Every major social platform has announced features in recent weeks that will form a direct link between social media content and shopping. But who’s doing what and who are they targeting? We round up the innovations for you.

Instagram

instagram

What is it?

Photo/video sharing app with features such as Layout enabling multiple images in one post and more recently Boomerang for moving images and longer videos of up to 60 seconds in length, plus of course the numerous flattering filters upon which its initial success was built. Accompanying text has no limit as it does on Twitter which is why many people have defected from Twitter to Facebook as it is seen as a more creative and visual platform.

Launched: 6 October 2010 by former Stanford alumni Kevin Systrom and Mike Krieger

Owned by: Facebook, since April 2012

Number/profile of users: 400m active monthly users with approximately 80m photos added per day. Primary user group: the Millennials, 18-35 year olds (roughly half and half male and female). Around 25% of users are based in the US. Fashion followers in particular favour Instagram.

How can I shop it? 

When it launched Instagram was effectively used as a Look Book for fashion business and shopping from it was/is a bit clunkly – “click link in bio to shop” anyone? However that has become more seamless since it has come under Facebook’s wing, which is to be expected. The Shop Now (or other messages, such as Learn More or Download) button was launched about a year ago and brands are starting to use it widely.

Carousel-style ads allow brands to showcase several products in one post and users can click on the one that most interests them and be taken straight to that product’s page on the brand’s e-commerce site. (Taking users straight to checkout would be the next logical step but given that Instagram is a mobile app, that is somewhat more complicated). This functionality is only offered on sponsored posts and not to the every-day user.

Instagram

Instagram's new business tools

Recently, though, Instagram made it easier for smaller companies to do business on the app too. If you have a Facebook business page, you will soon be able to convert your Instagram page to a business profile that will include features such as contact us (enabling users to call/email/access your website in one tap), create ads on the go (in a similar style to Facebook) and access a suite of analytics showing your most successful posts.

Snapchat

Snapchat

What is it?

Some say it’s not social media at all, rather instant messaging. For the purposes of this exercise we will lump it in because whatever you call it, if you want to reach teens and consumers at the younger end of the Millennial spectrum, this is where you will find them. What makes Snapchat so appealing to this demographic is that content can be shared between discrete groups of friends and is deleted within 24-hours, so your daft photos and comments are not exposed publicly and digitally preserved for posterity. Speaking of daft, the filters that enable users to show themselves “barfing” rainbows or being transformed into a puppy (among other things) form a large part of its appeal and its revenue opportunity.

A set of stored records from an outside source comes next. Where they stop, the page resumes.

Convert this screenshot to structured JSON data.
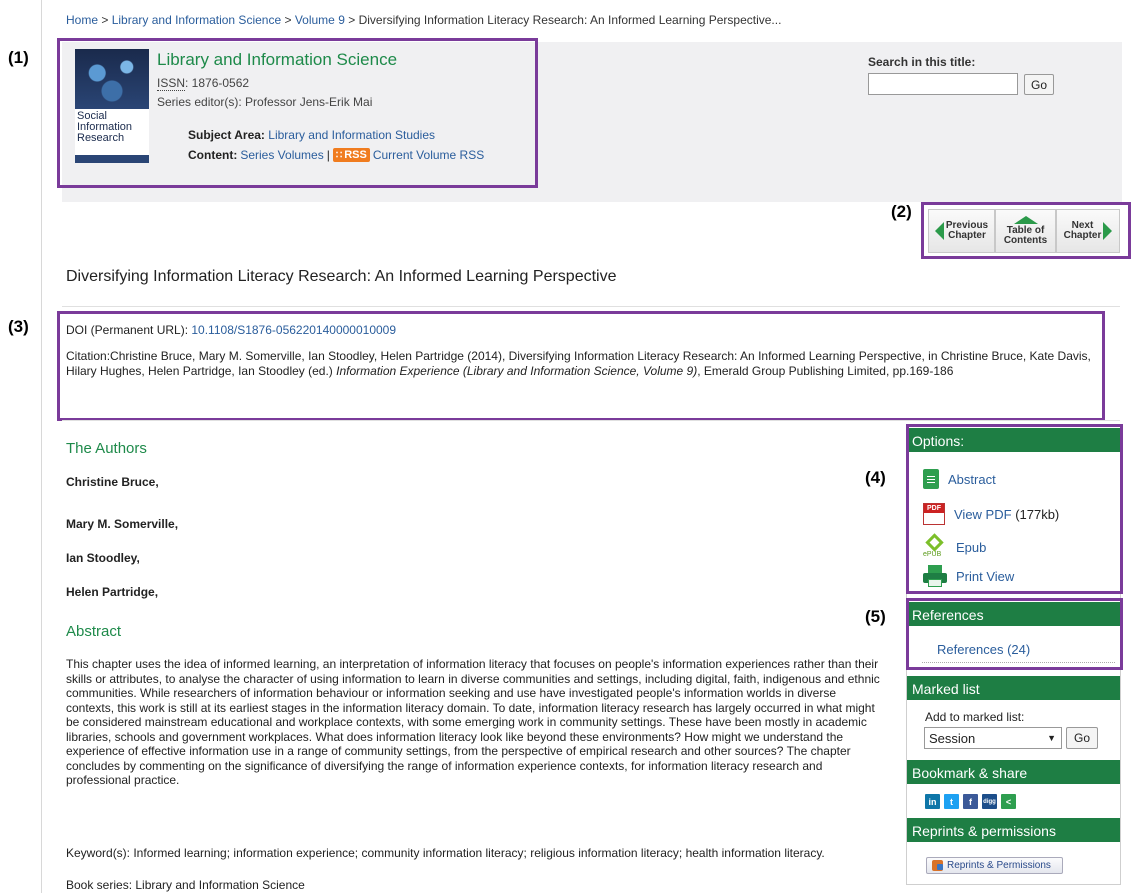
{
  "markers": {
    "m1": "(1)",
    "m2": "(2)",
    "m3": "(3)",
    "m4": "(4)",
    "m5": "(5)"
  },
  "breadcrumb": {
    "home": "Home",
    "series": "Library and Information Science",
    "volume": "Volume 9",
    "current": "Diversifying Information Literacy Research: An Informed Learning Perspective...",
    "separator": " > "
  },
  "series_info": {
    "cover_text": "Social Information Research",
    "title": "Library and Information Science",
    "issn_abbr": "ISSN",
    "issn_value": ": 1876-0562",
    "editor": "Series editor(s): Professor Jens-Erik Mai",
    "subject_label": "Subject Area:",
    "subject_value": "Library and Information Studies",
    "content_label": "Content:",
    "series_volumes": "Series Volumes",
    "pipe": "|",
    "rss_badge": "RSS",
    "current_volume_rss": "Current Volume RSS"
  },
  "search": {
    "label": "Search in this title:",
    "value": "",
    "go": "Go"
  },
  "chapter_nav": {
    "prev_line1": "Previous",
    "prev_line2": "Chapter",
    "toc_line1": "Table of",
    "toc_line2": "Contents",
    "next_line1": "Next",
    "next_line2": "Chapter"
  },
  "chapter": {
    "title": "Diversifying Information Literacy Research: An Informed Learning Perspective",
    "doi_label": "DOI (Permanent URL): ",
    "doi_value": "10.1108/S1876-056220140000010009",
    "citation_part1": "Citation:Christine Bruce, Mary M. Somerville, Ian Stoodley, Helen Partridge (2014), Diversifying Information Literacy Research: An Informed Learning Perspective, in Christine Bruce, Kate Davis, Hilary Hughes, Helen Partridge, Ian Stoodley (ed.) ",
    "citation_italic": "Information Experience (Library and Information Science, Volume 9)",
    "citation_part2": ", Emerald Group Publishing Limited, pp.169-186"
  },
  "authors": {
    "heading": "The Authors",
    "list": [
      "Christine Bruce,",
      "Mary M. Somerville,",
      "Ian Stoodley,",
      "Helen Partridge,"
    ]
  },
  "abstract": {
    "heading": "Abstract",
    "text": "This chapter uses the idea of informed learning, an interpretation of information literacy that focuses on people's information experiences rather than their skills or attributes, to analyse the character of using information to learn in diverse communities and settings, including digital, faith, indigenous and ethnic communities. While researchers of information behaviour or information seeking and use have investigated people's information worlds in diverse contexts, this work is still at its earliest stages in the information literacy domain. To date, information literacy research has largely occurred in what might be considered mainstream educational and workplace contexts, with some emerging work in community settings. These have been mostly in academic libraries, schools and government workplaces. What does information literacy look like beyond these environments? How might we understand the experience of effective information use in a range of community settings, from the perspective of empirical research and other sources? The chapter concludes by commenting on the significance of diversifying the range of information experience contexts, for information literacy research and professional practice.",
    "keywords": "Keyword(s):  Informed learning; information experience; community information literacy; religious information literacy; health information literacy.",
    "book_series": "Book series:  Library and Information Science"
  },
  "sidebar": {
    "options_head": "Options:",
    "abstract": "Abstract",
    "view_pdf": "View PDF",
    "pdf_size": "(177kb)",
    "epub": "Epub",
    "epub_icon_label": "ePUB",
    "print_view": "Print View",
    "references_head": "References",
    "references_link": "References (24)",
    "marked_head": "Marked list",
    "marked_label": "Add to marked list:",
    "marked_selected": "Session",
    "marked_go": "Go",
    "bookmark_head": "Bookmark & share",
    "share_icons": [
      {
        "name": "linkedin-icon",
        "glyph": "in",
        "color": "#0e76a8"
      },
      {
        "name": "twitter-icon",
        "glyph": "t",
        "color": "#1da1f2"
      },
      {
        "name": "facebook-icon",
        "glyph": "f",
        "color": "#3b5998"
      },
      {
        "name": "digg-icon",
        "glyph": "digg",
        "color": "#1d4e8a"
      },
      {
        "name": "share-icon",
        "glyph": "<",
        "color": "#2e9e4f"
      }
    ],
    "reprints_head": "Reprints & permissions",
    "reprints_button": "Reprints & Permissions"
  },
  "colors": {
    "accent_green": "#1e7e44",
    "annotation_purple": "#7a3b9a"
  }
}
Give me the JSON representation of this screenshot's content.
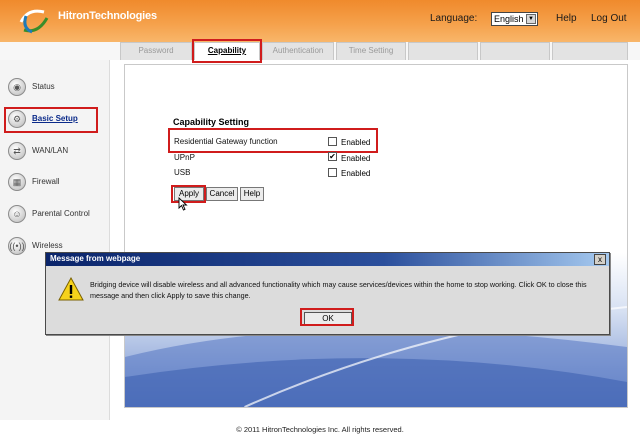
{
  "header": {
    "brand": "HitronTechnologies",
    "language_label": "Language:",
    "language_value": "English",
    "help_label": "Help",
    "logout_label": "Log Out"
  },
  "tabs": [
    {
      "label": "Password",
      "active": false
    },
    {
      "label": "Capability",
      "active": true
    },
    {
      "label": "Authentication",
      "active": false
    },
    {
      "label": "Time Setting",
      "active": false
    },
    {
      "label": "",
      "active": false
    },
    {
      "label": "",
      "active": false
    },
    {
      "label": "",
      "active": false
    }
  ],
  "sidebar": {
    "items": [
      {
        "label": "Status",
        "icon": "status-icon",
        "active": false
      },
      {
        "label": "Basic Setup",
        "icon": "basic-setup-icon",
        "active": true
      },
      {
        "label": "WAN/LAN",
        "icon": "wan-lan-icon",
        "active": false
      },
      {
        "label": "Firewall",
        "icon": "firewall-icon",
        "active": false
      },
      {
        "label": "Parental Control",
        "icon": "parental-control-icon",
        "active": false
      },
      {
        "label": "Wireless",
        "icon": "wireless-icon",
        "active": false
      }
    ]
  },
  "capability": {
    "title": "Capability Setting",
    "rows": [
      {
        "label": "Residential Gateway function",
        "checked": false,
        "option": "Enabled"
      },
      {
        "label": "UPnP",
        "checked": true,
        "option": "Enabled"
      },
      {
        "label": "USB",
        "checked": false,
        "option": "Enabled"
      }
    ],
    "buttons": {
      "apply": "Apply",
      "cancel": "Cancel",
      "help": "Help"
    }
  },
  "dialog": {
    "title": "Message from webpage",
    "message": "Bridging device will disable wireless and all advanced functionality which may cause services/devices within the home to stop working. Click OK to close this message and then click Apply to save this change.",
    "ok_label": "OK",
    "close_symbol": "x"
  },
  "footer": {
    "copyright": "© 2011 HitronTechnologies Inc. All rights reserved."
  },
  "colors": {
    "header_orange": "#f08a2c",
    "highlight_red": "#d01c1c",
    "dialog_titlebar": "#0a246a",
    "active_nav": "#0a2a8a"
  }
}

Launched: September 2011 by Stanford students Evan Spiegel and Bobby Murphy

Owned by: It’s been through several rounds of funding and Spiegel has apparently spurned the advances of Facebook and Google along the way. Tech bloggers suggest its value is around $22bn and that it is gearing up for an IPO.

Number/profile of users: More than it’s officially letting on apparently. Snapchat says it has 100m active daily users, but a recent Bloomberg report says unofficial sources put the figure at 150m (making it more popular than Twitter). On any given day it apparently reaches 41% of all US teenagers (wow…) and officially puts its demographic at 18-34 though younger teens, the so-called Generation Z, favour Snapchat over other social channels.

How can I shop it?

Brands have been dipping their toes into Snapchat as a means to capture the attention of those elusive teens who aren’t that interested in hanging out in their shops. Burberry, for instance, has previewed entire catwalk collections on the service before now, and that’s not because it believes these teens can afford buy their products but rather it is cultivating its customer of the future. And the aforementioned filters have been used as a revenue-stream with brands being allowed to create their own and make them available to user. The rather genius bit of this is that users create your ads for you (such as turning themselves into a taco on behalf of Taco-Bell or giving themselves a drenching in Gatorade) and share them with their friends.

Social media

Snapchat sponsored filters

But having foresworn ads when it first launched, Snapchat has inevitably unveiled its first major advertising push just this month with its new Snap Ads Between Stories option. These 10-second slots will occasionally appear when a user auto-advances from one person’s collection of images (or “Story”) to the next, but they won’t always appear nor will they interrupt a user’s story.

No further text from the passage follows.